Billie Holiday, une affaire d’État est adapté d’un essai d’un journaliste britannique publié en français sous le titre explicite de La Brimade des Stups. Cet essai traite de la guerre menée aux Etats-Unis depuis un siècle contre les trafics de drogue, des moyens démesurés mis en oeuvre et de la pauvreté des résultats. Il évoque notamment la figure de Harry Anslinger, un des personnages secondaires du film, qui dirigea pendant plus de trente ans le Bureau fédéral des narcotiques (FBN), affichait un racisme décomplexé, considérait le jazz comme une musique dégénérée et poursuivit Billie Holiday jusque sur son lit de mort. En revanche, la figure de Jimmy Fletcher est fictive.
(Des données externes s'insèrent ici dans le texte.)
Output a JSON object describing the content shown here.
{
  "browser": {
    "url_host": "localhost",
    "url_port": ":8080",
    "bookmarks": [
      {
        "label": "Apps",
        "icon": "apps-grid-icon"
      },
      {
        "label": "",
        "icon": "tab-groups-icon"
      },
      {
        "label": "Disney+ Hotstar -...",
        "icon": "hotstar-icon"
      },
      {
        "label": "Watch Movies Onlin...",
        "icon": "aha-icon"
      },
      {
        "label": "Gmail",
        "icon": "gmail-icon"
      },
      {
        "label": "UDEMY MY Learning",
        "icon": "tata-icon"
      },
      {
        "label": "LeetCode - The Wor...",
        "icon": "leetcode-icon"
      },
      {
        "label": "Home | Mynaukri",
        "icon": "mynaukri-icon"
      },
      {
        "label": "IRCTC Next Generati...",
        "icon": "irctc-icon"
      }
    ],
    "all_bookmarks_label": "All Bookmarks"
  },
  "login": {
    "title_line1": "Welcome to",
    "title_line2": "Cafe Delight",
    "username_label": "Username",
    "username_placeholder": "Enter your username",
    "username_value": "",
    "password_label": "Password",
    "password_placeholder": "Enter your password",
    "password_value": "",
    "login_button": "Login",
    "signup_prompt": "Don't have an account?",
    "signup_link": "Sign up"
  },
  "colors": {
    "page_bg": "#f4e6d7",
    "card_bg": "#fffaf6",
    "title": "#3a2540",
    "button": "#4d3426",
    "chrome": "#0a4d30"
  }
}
Billie Holiday, une affaire d’État vaut incontestablement pour l’interprétation de Andra Day dans le rôle titre qui lui a valu le Golden Globe de la meilleure actrice et qui a bien failli lui valoir l’Oscar si Frances McNormand ne lui avait pas été préférée. Il est vrai qu’elle est stupéfiante dans le rôle : d’une beauté saisissante quand elle monte sur scène, les lèvres purpurines, une fleur de magnolia plantée dans les cheveux, elle est méconnaissable, les traits effroyablement creusés, quand elle se shoote.

Mais ni sa prestation ni celle, honnête, des seconds rôles qui l’entourent (Trevante Rhodes avait été révélé dans Moonlight), ne réussissent à hisser ce biopic trop conventionnel au-dessus du tout-venant auquel Hollywood nous a habitués.